La peau de mouton, elle, était toujours sur son lit, dans la bergerie.
Élias sentit tous ses repères tomber ; il suffoquait comme une truite hors de l’eau ! Il ne savait ce qui le surprenait le plus, si c’était l’explication de sa naissance ou le fait qu’ils le prenaient pour leur nouveau Mahani.
— N’imaginez pas un instant que je vais jouer à ce jeu-là ! leur dit-il d’une voix rauque, au bout d’un long silence.
— Ce n’est pas un jeu, tu seras Mahani, déclara Gaoligong.
— Non, arrêtez cette blague, c’est franchement pas drôle ! souffla-t-il, paniqué. Que vous ayez un lien avec ma naissance, c’est évident, mais le reste ne tient pas la route. Pourquoi m’auriez-vous laissé partir si j’étais le Mahani ? J’aurais dû rester avec vous et recevoir, comme Bégawan l’expliquait tout à l’heure, une «éducation de Mahani »
— L’éducation d’un Mahani commence à ton âge. Avant, il n’y avait aucune raison qu’on te retire à tes parents, précisa Salween.
— Non, je ne suis pas votre Mahani ! répéta-t-il, buté. Et puis quoi ? Un jour, le petit décide de descendre la rivière en radeau et, branle-bas de combat, c’est le jour, c’est l’heure : on va pêcher notre Mahani !

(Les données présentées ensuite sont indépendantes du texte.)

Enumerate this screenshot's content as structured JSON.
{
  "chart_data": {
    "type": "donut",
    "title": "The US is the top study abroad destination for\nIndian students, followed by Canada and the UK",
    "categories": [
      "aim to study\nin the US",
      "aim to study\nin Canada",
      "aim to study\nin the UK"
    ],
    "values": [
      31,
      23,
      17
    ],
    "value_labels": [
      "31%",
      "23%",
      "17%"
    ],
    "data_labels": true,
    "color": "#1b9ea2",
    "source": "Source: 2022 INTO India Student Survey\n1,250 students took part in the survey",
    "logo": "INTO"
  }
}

— On n’est pas allé à la pêche, Élias ! s’indigna Gaoligong. Depuis ta naissance, chaque fois que tu es à la bergerie, nous t’observons. Quand nous t’avons vu débarquer cet été, nous ne pouvions plus attendre. Nous guettions le moment opportun ; cette descente de rivière était idéale. Dès la première halte, nous voulions te happer mais vous aviez remarqué les boulettes bleues ; alors nous vous avons dirigés vers notre territoire.
— Et mes compagnons ? Pourquoi les avez-vous obligés à vivre ici ?
— Nous ne comptions pas vous prendre tous les quatre, c’est exact. Nous t’aurions bien enlevé à la chute d’eau mais Manon a sauté du mauvais côté : nous devions la sauver.
— Et le serpent, c’est le plan B ?
— Ce n’était pas prévu. Nous avions choisi de t’emmener plus tard, pendant la nuit. Mais quand on se fait mordre par un serpent, il faut agir vite, donc le Kadga n’a pas hésité longtemps. Tes amis nous avaient vus, nous ne pouvions pas les laisser partir comme ça.
— C’était vrai la menace de les expédier par-delà la mer ?
— Ce n’était pas une menace d’ailleurs. C’était la résolution que nous nous étions fixée pour les éloigner du territoire. Nous les aurions déposés à proximité d’une ville, ils ne risquaient rien. C’est toi qui les as assignés ici.
— Tu ne manques pas d’air ! Comment oses-tu me faire porter cette responsabilité ? s’exclama-t-il, outré.
Élias les regarda tous les quatre : ils étaient sereins. Ils venaient de lui annoncer que sa vie s’arrêtait au bout de la rivière, qu’il serait leur guide, malgré son jeune âge, son incompétence, sa non-appartenance à leur tribu, comme si c’était la chose la plus naturelle du monde.
— Je refuse, s’obstina-t-il. Je resterai moi-même, vous ne me ferez pas changer de vie.
— Tu n’as pas le choix, répondit doucement Lisu. Tu resteras toi-même aussi, ne t’inquiète pas, mais tu seras en plus notre Mahani et la septième Lune sera accomplie.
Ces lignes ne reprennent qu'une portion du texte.